Hydroponics in Glass Vases
Glass vases give a very slick look in your home, combined with the intricate beauty of visible root systems. There are many species of plants and trees that will root when placed in water, showcasing as much artistry below as above. You will need a vase that has a thinner neck at the top to support your cutting, while the bottom should be wider to accommodate the roots that will grow.
Fiddle leaf figs and geraniums are ideal for this. You can also use lavender, sage, basil, oregano, rosemary, and mint for pickable herbs and natural room fragrancers. For air filtering houseplants, you can pick from spider plants, jade, peace lilies, and begonias.
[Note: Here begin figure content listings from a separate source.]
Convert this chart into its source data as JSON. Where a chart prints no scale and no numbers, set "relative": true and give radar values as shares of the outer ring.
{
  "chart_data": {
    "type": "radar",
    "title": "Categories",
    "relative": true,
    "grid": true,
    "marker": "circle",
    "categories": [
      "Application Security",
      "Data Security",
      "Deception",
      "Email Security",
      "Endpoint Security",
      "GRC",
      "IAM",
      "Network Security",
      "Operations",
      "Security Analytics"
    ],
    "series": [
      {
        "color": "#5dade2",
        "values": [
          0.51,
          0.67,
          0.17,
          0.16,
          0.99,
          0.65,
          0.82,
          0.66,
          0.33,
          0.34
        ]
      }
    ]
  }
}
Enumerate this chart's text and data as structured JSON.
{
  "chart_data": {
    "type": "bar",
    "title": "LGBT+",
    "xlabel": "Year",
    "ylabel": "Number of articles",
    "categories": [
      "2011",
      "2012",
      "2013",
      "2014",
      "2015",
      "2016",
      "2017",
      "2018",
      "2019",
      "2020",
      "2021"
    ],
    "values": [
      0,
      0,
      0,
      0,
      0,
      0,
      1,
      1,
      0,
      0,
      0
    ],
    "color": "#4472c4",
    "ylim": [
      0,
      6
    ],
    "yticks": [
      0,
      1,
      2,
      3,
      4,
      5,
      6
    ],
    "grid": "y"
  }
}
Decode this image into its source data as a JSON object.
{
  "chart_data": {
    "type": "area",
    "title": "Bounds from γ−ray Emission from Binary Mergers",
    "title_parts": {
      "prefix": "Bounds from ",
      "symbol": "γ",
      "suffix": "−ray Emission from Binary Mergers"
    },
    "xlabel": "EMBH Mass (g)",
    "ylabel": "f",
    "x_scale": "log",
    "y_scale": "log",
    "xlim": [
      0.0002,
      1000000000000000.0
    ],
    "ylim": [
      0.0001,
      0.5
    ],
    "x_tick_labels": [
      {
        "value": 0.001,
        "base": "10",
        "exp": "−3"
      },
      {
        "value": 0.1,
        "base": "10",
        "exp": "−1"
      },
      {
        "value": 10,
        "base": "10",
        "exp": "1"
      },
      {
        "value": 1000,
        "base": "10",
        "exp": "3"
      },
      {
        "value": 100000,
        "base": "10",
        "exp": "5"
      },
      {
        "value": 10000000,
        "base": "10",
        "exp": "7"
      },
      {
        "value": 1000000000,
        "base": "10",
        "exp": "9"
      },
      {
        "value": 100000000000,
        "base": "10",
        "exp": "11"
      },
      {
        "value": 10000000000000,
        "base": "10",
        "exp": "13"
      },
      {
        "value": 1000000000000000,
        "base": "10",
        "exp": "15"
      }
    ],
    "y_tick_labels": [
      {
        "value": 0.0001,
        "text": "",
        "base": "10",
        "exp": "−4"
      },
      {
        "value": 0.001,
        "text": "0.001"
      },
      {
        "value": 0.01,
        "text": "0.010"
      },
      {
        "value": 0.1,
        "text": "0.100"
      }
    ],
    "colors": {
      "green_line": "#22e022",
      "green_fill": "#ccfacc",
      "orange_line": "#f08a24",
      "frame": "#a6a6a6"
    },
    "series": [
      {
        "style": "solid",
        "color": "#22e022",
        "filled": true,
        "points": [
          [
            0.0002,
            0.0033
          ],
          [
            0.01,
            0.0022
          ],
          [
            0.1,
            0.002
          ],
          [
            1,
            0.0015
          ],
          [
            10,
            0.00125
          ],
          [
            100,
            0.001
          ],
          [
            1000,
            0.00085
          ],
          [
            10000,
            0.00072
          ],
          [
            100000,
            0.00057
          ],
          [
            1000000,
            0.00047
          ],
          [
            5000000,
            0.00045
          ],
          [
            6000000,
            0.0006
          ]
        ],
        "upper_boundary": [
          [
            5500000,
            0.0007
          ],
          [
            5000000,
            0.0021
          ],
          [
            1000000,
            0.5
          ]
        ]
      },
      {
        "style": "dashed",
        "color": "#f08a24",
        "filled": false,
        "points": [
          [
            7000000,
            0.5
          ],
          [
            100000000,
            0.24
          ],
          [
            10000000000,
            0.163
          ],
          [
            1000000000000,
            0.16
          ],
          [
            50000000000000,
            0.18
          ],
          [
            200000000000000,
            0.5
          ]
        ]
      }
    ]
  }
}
Last but not least, air plants are the perfect solution for the lazy gardener. While many of us live busy lives and fear the death of houseplants, air plants are the ideal answer to the problem. They grow by taking all they need from the air around them, without need for soil or lots of water.
They like to attach themselves to rocks or trees. To accommodate this when using air plants as living decor, give them a little rock formation or piece of wood/bark is the best option. You need to water them every one to two weeks, by filling the sink and rinsing them. Let them drain in the sink overnight. You can also spray them once a week. They like partial shade, but they like warm temperatures.
No matter your horticultural skill, there are a whole menagerie of options for living decor, to give your room that green-thumbed feel. Whether you’re looking to fill floor to ceiling like a forested boudoir, or to add a slice of green in a minimal studio, you can incorporate plants on all levels of your living space.
Just remember that houseplants need light and will grow toward the light they find - so think about this journey over time and place your plants strategically considering their growth in the future.